Cinquante cellules destinées au renvoi de personnes dépourvues de titre de séjour étaient l’objectif déclaré dans le projet de loi soumis à la commission des travaux. Après de longues auditions, une majorité a convenu que cet objectif était trop important au regard de la pratique de ces dernières années qui ne voient arriver dans les cellules actuelles situées à l’aéroport qu’une ou deux personnes par semaine. De plus il a été constaté que le taux d’occupation des cellules d’arrêt administratif actuellement à Favra ou à Frambois sont à moitié vides. Là encore les statistiques le montrent et heureusement le taux d’occupation ne correspond pas aux projections qui ont été établies en son temps sous la responsabilité de Pierre Maudet.

Ainsi la majorité de droite (MCG, UDC, PLR, PdC) de la commission a considéré au regard de ces faits que les 24 places dans 11 cellules « Night stop » étaient une bonne mesure.

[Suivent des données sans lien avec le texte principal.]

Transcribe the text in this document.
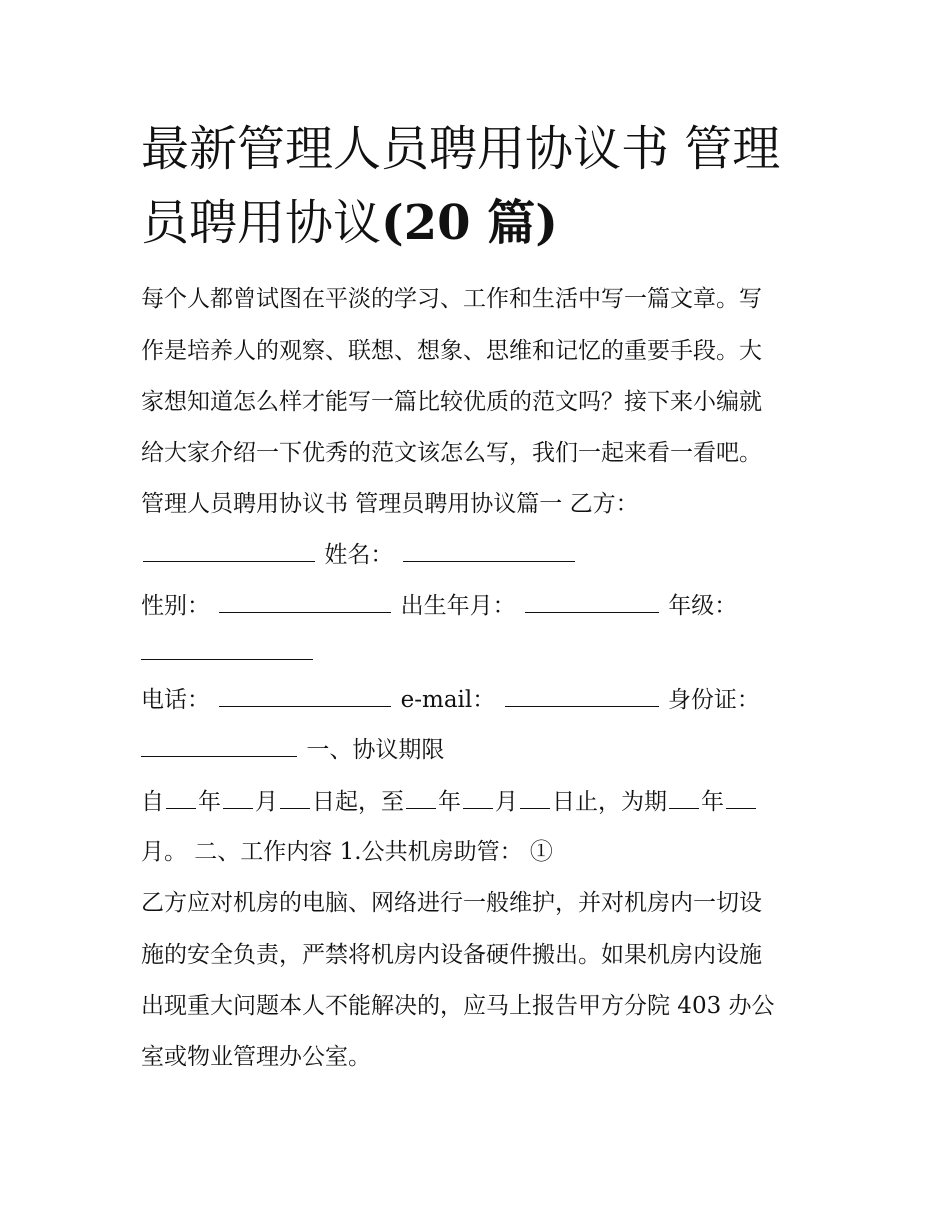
最新管理人员聘用协议书 管理
员聘用协议(20 篇)

每个人都曾试图在平淡的学习、工作和生活中写一篇文章。写

作是培养人的观察、联想、想象、思维和记忆的重要手段。大

家想知道怎么样才能写一篇比较优质的范文吗？接下来小编就

给大家介绍一下优秀的范文该怎么写，我们一起来看一看吧。

管理人员聘用协议书 管理员聘用协议篇一 乙方：

姓名：

性别：	出生年月：	年级：

电话：	e-mail：	身份证：

一、协议期限

自 年 月 日起，至 年 月 日止，为期 年

月。 二、工作内容 1.公共机房助管： ①

乙方应对机房的电脑、网络进行一般维护，并对机房内一切设

施的安全负责，严禁将机房内设备硬件搬出。如果机房内设施

出现重大问题本人不能解决的，应马上报告甲方分院 403 办公

室或物业管理办公室。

Ainsi donc selon l’amendement proposé par le département et la majorité de la commission, ces 11 cellules d’enfermement seront destinées à détenir vingt-six personnes en partance pour leur pays d’origine soit le jour avant leur montée dans l’avion soit quelques jours préalablement à cette mesure de contrainte.

Doit-on rappeler par exemple qu’en 2010, la Suisse a été condamnée par la Cour européenne des droits de l’homme pour violation du droit à la liberté d’un migrant originaire de Bosnie placé en détention administrative. La Cour a rappelé que « la privation de liberté est une mesure si grave qu’elle ne se justifie qu’en dernier recours, lorsque d’autres mesures, moins sévères, ont été étudiées et jugées insuffisantes pour sauvegarder l’intérêt personnel ou public exigeant la détention « . Ce qui n’est manifestement pas le cas dans les cas d’espèce comme le constatent régulièrement les tribunaux lorsqu’ils sont saisis.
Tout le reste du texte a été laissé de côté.